Pablo y yo fuimos dos adolescentes muy animados a ofrecer serenatas. Un día de esos tantos. llevar serenata se nos ocurrió a unas bellas primas que en Altagracia de Orituco vivían, un pueblo que nos vio crecer a los dos. Tres canciones ensayamos durante todo el día. Pablo cantaba y tocaba el cuatro con gran entusiasmo y alegría. Las maracas las tocaba yo, pero de ritmo no entendía. Al primo no le gustaba que las maracas las tocara yo, por el mal sonido que le imprimía.

—Deja esas maracas, —el primo decía. —No toque esos instrumentos porque desafinas, la letra y música de mis canciones son de mi propia inspiración y si durante la serenata se escuchan las maracas con ese horrible son, las puertas y ventanas nos la cierran de un tirón.

Llegó la media noche y por la puerta del garaje salimos para evitar despertar a familiares y vecinos, pero también para ingresar al vehículo, que a la gran serenata de la noche nos llevaría. Era un jeep sin capota, que respirar aire fresco nos permitía en aquella noche que tanto calor hacía, no sé si por clima o por el miedo, que en ambos había. Pablo se puso al frente del volante y yo de copiloto hacía. En silencio partimos con dirección, que ya el  primo conocía. 

Llegamos al lugar bajo una noche clara de inquietos luceros, calles solitarias y un silencio verdadero, que brindaba el mejor momento para entonar una canción al pie de la ventana bajo aquel bello cielo.

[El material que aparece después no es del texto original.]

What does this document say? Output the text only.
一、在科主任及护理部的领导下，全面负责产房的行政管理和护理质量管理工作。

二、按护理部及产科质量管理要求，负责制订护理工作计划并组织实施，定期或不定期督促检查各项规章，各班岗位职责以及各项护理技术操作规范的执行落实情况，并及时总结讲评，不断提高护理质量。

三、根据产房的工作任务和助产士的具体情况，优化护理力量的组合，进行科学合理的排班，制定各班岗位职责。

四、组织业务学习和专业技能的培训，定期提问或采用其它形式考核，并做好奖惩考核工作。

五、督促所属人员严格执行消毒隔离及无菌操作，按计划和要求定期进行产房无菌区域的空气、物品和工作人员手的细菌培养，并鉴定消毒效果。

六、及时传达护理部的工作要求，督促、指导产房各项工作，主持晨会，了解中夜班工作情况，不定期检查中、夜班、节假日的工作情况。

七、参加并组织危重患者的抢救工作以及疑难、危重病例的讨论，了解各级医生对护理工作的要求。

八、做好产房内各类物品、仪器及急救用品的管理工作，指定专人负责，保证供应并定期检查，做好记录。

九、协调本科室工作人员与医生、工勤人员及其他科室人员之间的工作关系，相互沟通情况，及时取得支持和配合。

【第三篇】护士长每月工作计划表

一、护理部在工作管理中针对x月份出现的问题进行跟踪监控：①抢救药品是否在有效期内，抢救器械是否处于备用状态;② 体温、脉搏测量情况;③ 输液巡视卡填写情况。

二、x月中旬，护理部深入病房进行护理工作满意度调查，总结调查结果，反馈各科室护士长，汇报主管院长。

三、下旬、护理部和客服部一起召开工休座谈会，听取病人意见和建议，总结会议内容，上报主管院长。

Pablo bajó del auto todo emocionado, tomó su cuatro, afinó sus cuerdas y su voz. Con sumo cuidado abrimos la reja del jardín de la casa y nos acercamos a la ventana de la habitación donde las primas dormían. El cantor del llano, su melodioso canto entonó y al ritmo del cuatro en todo el vecindario su voz se escuchó. Las maracas guardaron silencio, porqué aquella  noche de encanto arruinaría.

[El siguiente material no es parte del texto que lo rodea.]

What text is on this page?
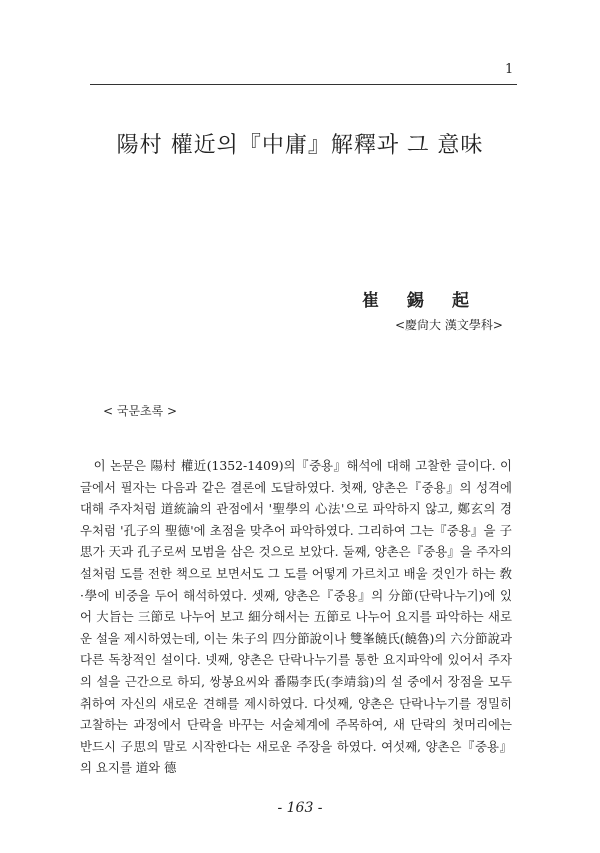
1
陽村 權近의『中庸』解釋과 그 意味
崔錫起
<慶尙大 漢文學科>
< 국문초록 >

이 논문은 陽村 權近(1352-1409)의『중용』해석에 대해 고찰한 글이다. 이 글에서 필자는 다음과 같은 결론에 도달하였다. 첫째, 양촌은『중용』의 성격에 대해 주자처럼 道統論의 관점에서 '聖學의 心法'으로 파악하지 않고, 鄭玄의 경우처럼 '孔子의 聖德'에 초점을 맞추어 파악하였다. 그리하여 그는『중용』을 子思가 天과 孔子로써 모범을 삼은 것으로 보았다. 둘째, 양촌은『중용』을 주자의 설처럼 도를 전한 책으로 보면서도 그 도를 어떻게 가르치고 배울 것인가 하는 敎·學에 비중을 두어 해석하였다. 셋째, 양촌은『중용』의 分節(단락나누기)에 있어 大旨는 三節로 나누어 보고 細分해서는 五節로 나누어 요지를 파악하는 새로운 설을 제시하였는데, 이는 朱子의 四分節說이나 雙峯饒氏(饒魯)의 六分節說과 다른 독창적인 설이다. 넷째, 양촌은 단락나누기를 통한 요지파악에 있어서 주자의 설을 근간으로 하되, 쌍봉요씨와 番陽李氏(李靖翁)의 설 중에서 장점을 모두 취하여 자신의 새로운 견해를 제시하였다. 다섯째, 양촌은 단락나누기를 정밀히 고찰하는 과정에서 단락을 바꾸는 서술체계에 주목하여, 새 단락의 첫머리에는 반드시 子思의 말로 시작한다는 새로운 주장을 하였다. 여섯째, 양촌은『중용』의 요지를 道와 德

- 163 -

Terminada la primera canción, sin más preámbulo y con mayor inspiración, el primo Pablo inició el siguiente canto. Las notas musicales brotaron como manantial de aquella fina voz, pero de repente en medio de la noche un grito se escuchó. —Estos grandes carajos no dejan dormir con esa serenata y yo tengo que salir de madrugada a ordeñar las vacas, —dijo una enfurecida voz. En ese instante un ruido de machete se escuchó. Ante aquel amenazante sonido que hasta las ánimas asustó, sin tiempo que perder, un solo brinco dimos los dos. Pablo en la carrera sobre el instrumento cayó y en varios pedazos lo rompió. De prisa nos montamos en el auto y de forma veloz, sin mirar la cara del espanto a dormir nos fuimos los dos. Al siguiente día nos enteramos, que el padre de las chicas con mucha gracia se reía, porque con el ruido del machete un gran susto nos dio.